In Dixon the Eighth Circuit notes that there are both Fourth and Fourteenth Amendment claims but in the discussion of the constitutional violations focuses in on case law pertaining to Fourth Amendment violations, including Soldal andJacobsen. 302 F.3d at 862-63. When addressing the defendants' argument that the property right were not clearly established, the Panel cites primarily to Soldal (which solely addressed the Fourth amendment claim) and to Fuentes only as a cf.. Id. at 864.
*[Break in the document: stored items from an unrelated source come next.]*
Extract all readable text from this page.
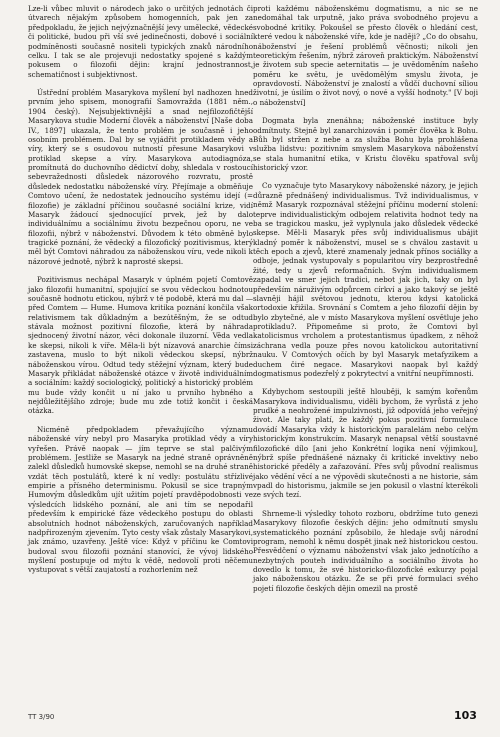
Lze-li vůbec mluvit o národech jako o určitých jednotách či útvarech nějakým způsobem homogenních, pak jen za předpokladu, že jejich nejvýznačnější jevy umělecké, vědecké či politické, budou při vší své jedinečnosti, dobové i sociální podmíněnosti současně nositeli typických znaků národního celku. I tak se ale projevuji nedostatky spojené s každým pokusem o filozofii dějin: krajní jednostrannost, schematičnost i subjektivnost.

Ústřední problém Masarykova myšlení byl nadhozen hned prvním jeho spisem, monografií Samovražda (1881 něm., 1904 český). Nejsubjektivnější a snad nejfilozofičtější Masarykova studie Moderní člověk a náboženství [Naše doba IV., 1897] ukazala, že tento problém je současně i jeho osobním problémem. Dal by se vyjádřit protikladem vědy a víry, který se s osudovou nutností přesune Masarykovi v protiklad skepse a víry. Masarykova autodiagnóza, promítnutá do duchovního dědictví doby, shledala v rostoucí sebevražednosti důsledek názorového rozvratu, prostě důsledek nedostatku náboženské víry. Přejímaje a obměňuje Comtovo učení, že nedostatek jednoucího systému idejí (= filozofie) je základní příčinou současné sociální krize, vidí Masaryk žádoucí sjednocující prvek, jež by dalo individuálnímu a sociálnímu životu bezpečnou oporu, ne ve filozofii, nýbrž v náboženství. Důvodem k této obměně bylo tragické poznání, že vědecký a filozofický pozitivismus, který měl být Comtovi náhradou za náboženskou víru, vede nikoli k názorové jednotě, nýbrž k naprosté skepsi.

Pozitivismus nechápal Masaryk v úplném pojetí Comtově jako filozofii humanitní, spojující se svou vědeckou hodnotou současně hodnotu etickou, nýbrž v té podobě, která mu dal — před Comtem — Hume. Humova kritika poznání končila však relativismem tak důkladným a bezútěšným, že se odtud stávala možnost pozitivní filozofie, která by náhrada sjednocený životní názor, věci dokonale iluzorní. Věda vedla ke skepsi, nikoli k víře. Měla-li být nízavová anarchie čímsi zastavena, muslo to být nikoli vědeckou skepsí, nýbrž náboženskou vírou. Odtud tedy stěžejní význam, který bude Masaryk přikládat náboženské otázce v životě individuálním a sociálním: každý sociologický, politický a historický problém mu bude vždy končit u ní jako u prvního hybného a nejdůležitějšího zdroje; bude mu zde totiž končit i česká otázka.

Nicméně předpokladem převažujícího významu náboženské víry nebyl pro Masaryka protiklad vědy a víry vyřešen. Právě naopak — jím teprve se stal palčivým problémem. Jestliže se Masaryk na jedné straně oprávněně zalekl důsledků humovské skepse, nemohl se na druhé straně vzdát těch postulátů, které k ní vedly: postulátu střízlivé empirie a přísného determinismu. Pokusil se sice trapným Humovým důsledkům ujít užitím pojetí pravděpodobnosti ve výsledcích lidského poznání, ale ani tím se nepodařil především k empirické fáze vědeckého postupu do oblasti absolutních hodnot náboženských, zaručovaných například nadpřirozeným zjevením. Tyto cesty však zůstaly Masarykovi, jak známo, uzavřeny. Ještě více: Když v příčinu ke Comtovi budoval svou filozofii poznání stanovící, že vývoj lidského myšlení postupuje od mýtu k vědě, nedovolí proti něčemu vystupovat s větší zaujatostí a rozhorlením než

proti každému náboženskému dogmatismu, a nic se ne nedomáhal tak urputně, jako práva svobodného projevu a svobodné kritiky. Pokoušel se přesto člověk o hledání cest, které vedou k náboženské víře, kde je naději? „Co do obsahu, náboženství je řešení problémů věčnosti; nikoli jen teoretickým řešením, nýbrž zároveň praktickým. Náboženství je životem sub specie aeternitatis — je uvědoměním našeho poměru ke světu, je uvědomělým smyslu života, je opravdovostí. Náboženství je znalostí a vůdčí duchovní síliou životní, je úsilím o život nový, o nové a vyšší hodnoty." [V boji o náboženství]

Dogmata byla znenáhna; náboženské instituce byly odmítnuty. Stejně byl zanarchizován i poměr člověka k Bohu. Bůh byl stržen z nebe a za služba Bohu byla prohlášena služba lidstvu: pozitivním smyslem Masarykova náboženství se stala humanitní etika, v Kristu člověku spatřoval svůj historický vzor.

Co vyznačuje tyto Masarykovy náboženské názory, je jejich důrazně přednášený individualismus. Tvž individualismus, v němž Masaryk rozpoznával stěžejní příčinu moderní stolení: teprve individualistickým odbojem relativita hodnot tedy na ba se tragickou masku, jež vyplynula jako důsledek vědecké skepse. Měl-li Masaryk přes svůj individualismus ubájit kladný poměr k náboženství, musel se s chválou zastavit u těch epoch a zjevů, které znamenaly jednak přínos sociálky a odboje, jednak vystupovaly s popularitou víry bezprostředně žité, tedy u zjevů reformačních. Svým individualismem zapadal ve smer jejich tradici, nebot jak jich, taky on byl především náruživým odpůrcem církví a jako takový se ještě slavněji hájil světovou jednotu, kterou kdysi katolická ortodoxie křižila. Srovnání s Comtem a jeho filozofií dějin by bylo zbytečné, ale v místo Masarykova myšlení osvětluje jeho protikladu?. Připomeňme si proto, že Comtovi byl katolicismus vrcholem a protestantismus úpadkem, z něhož záchrana vedla pouze přes novou katolickou autoritativní nauku. V Comtových očích by byl Masaryk metafyzikem a duchem čiré negace. Masarykovi naopak byl každý dogmatismus podezřelý z pokrytectví a vnitřní neupřímnosti.

Kdybychom sestoupili ještě hlouběji, k samým kořenům Masarykova individualismu, viděli bychom, že vyrůstá z jeho prudké a neohrožené impulzivnosti, již odpovídá jeho veřejný život. Ale taky platí, že každý pokus pozitivní formulace dovádí Masaryka vždy k historickým paralelám nebo celým historickým konstrukcím. Masaryk nenapsal větší soustavné filozofické dílo [ani jeho Konkrétní logika není výjimkou], nýbrž spíše přednášené náznaky či kritické invektivy nebo historické předěly a zařazování. Přes svůj původní realismus jako vědění věcí a ne výpovědi skutečnosti a ne historie, sám vpadl do historismu, jakmile se jen pokusil o vlastní kterékoli ze svých tezí.

Shrneme-li výsledky tohoto rozboru, obdržíme tuto genezi Masarykovy filozofie českých dějin: jeho odmítnutí smyslu systematického poznání způsobilo, že hledaje svůj národní program, nemohl k němu dospět jinak než historickou cestou. Přesvědčení o významu náboženství však jako jednotícího a nezbytných pouteh individuálního a sociálního života ho dovedlo k tomu, že své historicko-filozofické exkurzy pojal jako náboženskou otázku. Že se při prvé formulaci svého pojetí filozofie českých dějin omezil na prostě

TT 3/90	103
This discussion of both the Fourth and Fourteenth Amendment claims presents a perfect example of the type of complicated constitutional inquiries that casts doubts on theSaucier directive to always determine whether or not the plaintiff has established a constitutional violation prior to proceeding to the qualified immunity inquiry. See Brosseau v. Haugen, ___ U.S. ___, 125 S.Ct. 596, 600-01 (2004) (Breyer, J, joined by Scalia, J. and Ginsburg, J., concurring). Brosseau involved a Fourth Amendment claim brought by a plaintiff who was shot in the back while fleeing from the police. In reversing the Ninth Circuit's pro-plaintiff qualified immunity determination, the Court expressed "no view as to the correctness of the Court of Appeals' decision on the constitutional question itself." 125 S.Ct. at 598. In a footnote the Per Curiam opinion states: "We have no occasion in this case to reconsider our instruction in Saucier v. Katz, 533 U.S. 194, 201, 121 (2001), that lower courts decide the constitutional question prior to deciding the qualified immunity question. We exercise our summary reversal procedure here simply to correct a clear misapprehension of the qualified immunity standard." Id. at 598 n. 3. In his concurrence directed at this note alone Justice Breyer explained:

I join the Court's opinion but write separately to express my concern about the matter to which the Court refers in footnote 3, namely, the way in which lower courts are required to evaluate claims of qualified immunity under the Court's decision in Saucier v. Katz, 533 U.S. 194, 201(2001). As the Court notes, ante, at 598, Saucier requires lower courts to decide (1) the constitutional question prior to deciding (2) the qualified immunity question. I am concerned that the current rule rigidly requires courts unnecessarily to decide difficult constitutional questions when there is available an easier basis for the decision (e.g., qualified immunity) that will satisfactorily resolve the case before the court. Indeed when courts' dockets are crowded, a rigid "order of battle" makes little administrative sense and can sometimes lead to a constitutional decision that is effectively insulated from review, see Bunting v. Mellen, 541 U.S. 1019, 1025(2004) (SCALIA, J., dissenting from denial of certiorari). For these reasons, I think we should reconsider this issue.
Id. at 600-01. The dialogue between Breyer's concurrence and the Per Curiam opinion on the necessity of lower courts undertaking the analysis of difficult constitutional questions even when qualified immunity is an easier basis for the decision means that, until the Supreme Court does reconsider this "rigid `order of battle,'" this court must first determine whether or not there is a constitutional violation in the first place. See also Meyers v. Redwood City, 400 F.3d 765, 770 (9th Cir. 2005) ("Where the constitutional question is a close one, we might prefer to turn to the second, and easier question, whether the officers violated a clearly established constitutional right. The Supreme Court in Saucier, however, made clear that we must determine whether a constitutional right was violated first "to set forth principles which will become the basis for a holding that a right is clearly established." Saucier, 533 U.S. at 201.").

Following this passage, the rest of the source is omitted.